Each winner receives GBP30,000, according to the Women’s Prize Trust. Evans also receives the fiction prize statuette known as the Bessie, while Doucet receives the nonfiction prize’s Charlotte sculpture.

The prize body described The Correspondent as a novel composed of letters to friends, family and real-life authors, centred on 73-year-old Sybil Van Antwerp. It attributed the fiction judges’ assessment to Julia Gillard, the former Australian prime minister who chaired the 2026 fiction panel.

The Trust described Doucet’s nonfiction book as a recent history of modern Afghanistan built around Kabul’s Inter-Continental Hotel and the people who lived and worked there. It attributed the nonfiction judges’ assessment to Thangam Debbonaire, chair of the 2026 nonfiction judging panel.

The Guardian also reported on 11 June that Evans and Doucet had won the two awards, identifying the same winning books. AP reported that Evans won for a novel made up of letters by a retired lawyer and that Doucet’s book follows lives connected to Kabul’s Inter-Continental Hotel.

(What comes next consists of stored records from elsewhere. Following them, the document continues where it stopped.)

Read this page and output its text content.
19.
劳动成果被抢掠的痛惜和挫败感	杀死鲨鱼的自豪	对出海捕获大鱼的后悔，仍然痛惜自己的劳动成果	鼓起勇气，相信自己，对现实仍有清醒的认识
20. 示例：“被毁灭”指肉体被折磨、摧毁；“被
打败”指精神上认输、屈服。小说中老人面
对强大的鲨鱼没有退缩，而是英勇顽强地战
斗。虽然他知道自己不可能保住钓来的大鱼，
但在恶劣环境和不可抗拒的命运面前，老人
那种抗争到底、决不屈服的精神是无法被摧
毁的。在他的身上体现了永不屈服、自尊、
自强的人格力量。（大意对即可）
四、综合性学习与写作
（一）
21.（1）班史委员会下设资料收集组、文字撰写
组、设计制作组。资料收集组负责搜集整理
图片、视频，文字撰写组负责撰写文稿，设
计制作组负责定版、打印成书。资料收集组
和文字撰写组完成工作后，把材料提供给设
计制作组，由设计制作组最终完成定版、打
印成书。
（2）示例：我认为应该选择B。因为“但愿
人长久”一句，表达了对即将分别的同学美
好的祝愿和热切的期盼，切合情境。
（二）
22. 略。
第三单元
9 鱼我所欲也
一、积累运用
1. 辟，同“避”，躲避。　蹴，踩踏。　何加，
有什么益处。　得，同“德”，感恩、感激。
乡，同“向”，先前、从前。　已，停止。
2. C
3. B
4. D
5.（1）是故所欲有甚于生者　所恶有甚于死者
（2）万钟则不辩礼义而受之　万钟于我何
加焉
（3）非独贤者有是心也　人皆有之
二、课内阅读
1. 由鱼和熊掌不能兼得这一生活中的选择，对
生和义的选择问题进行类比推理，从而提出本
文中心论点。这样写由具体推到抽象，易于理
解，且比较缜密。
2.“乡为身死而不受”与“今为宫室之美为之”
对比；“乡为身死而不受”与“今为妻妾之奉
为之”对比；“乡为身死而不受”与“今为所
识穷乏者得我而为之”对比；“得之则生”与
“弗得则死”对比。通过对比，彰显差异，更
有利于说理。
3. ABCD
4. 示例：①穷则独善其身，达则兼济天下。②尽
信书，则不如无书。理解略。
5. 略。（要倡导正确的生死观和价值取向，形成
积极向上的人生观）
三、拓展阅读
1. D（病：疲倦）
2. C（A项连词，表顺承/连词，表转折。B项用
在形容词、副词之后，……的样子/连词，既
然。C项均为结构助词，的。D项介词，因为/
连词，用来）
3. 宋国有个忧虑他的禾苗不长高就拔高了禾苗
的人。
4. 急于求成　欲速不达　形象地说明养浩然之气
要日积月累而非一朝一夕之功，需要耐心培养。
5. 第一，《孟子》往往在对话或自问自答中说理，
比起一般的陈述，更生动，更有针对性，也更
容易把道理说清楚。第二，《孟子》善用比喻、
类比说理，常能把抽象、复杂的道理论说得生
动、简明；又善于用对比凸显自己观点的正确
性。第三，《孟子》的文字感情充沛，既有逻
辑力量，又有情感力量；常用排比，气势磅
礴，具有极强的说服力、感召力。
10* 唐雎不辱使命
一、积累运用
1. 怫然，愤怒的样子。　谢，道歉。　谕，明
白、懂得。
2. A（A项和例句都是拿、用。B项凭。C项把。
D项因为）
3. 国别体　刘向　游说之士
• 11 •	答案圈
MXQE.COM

The fiction shortlist included Marcia Hutchinson’s The Mercy Step, Rozie Kelly’s Kingfisher, Addie E. Citchens’s Dominion, Lily King’s Heart the Lover and Susan Choi’s Flashlight, according to independent coverage of the award. The nonfiction shortlist included books by Daisy Fancourt, Judith Mackrell, Jane Rogoyska, Ece Temelkuran and Arundhati Roy.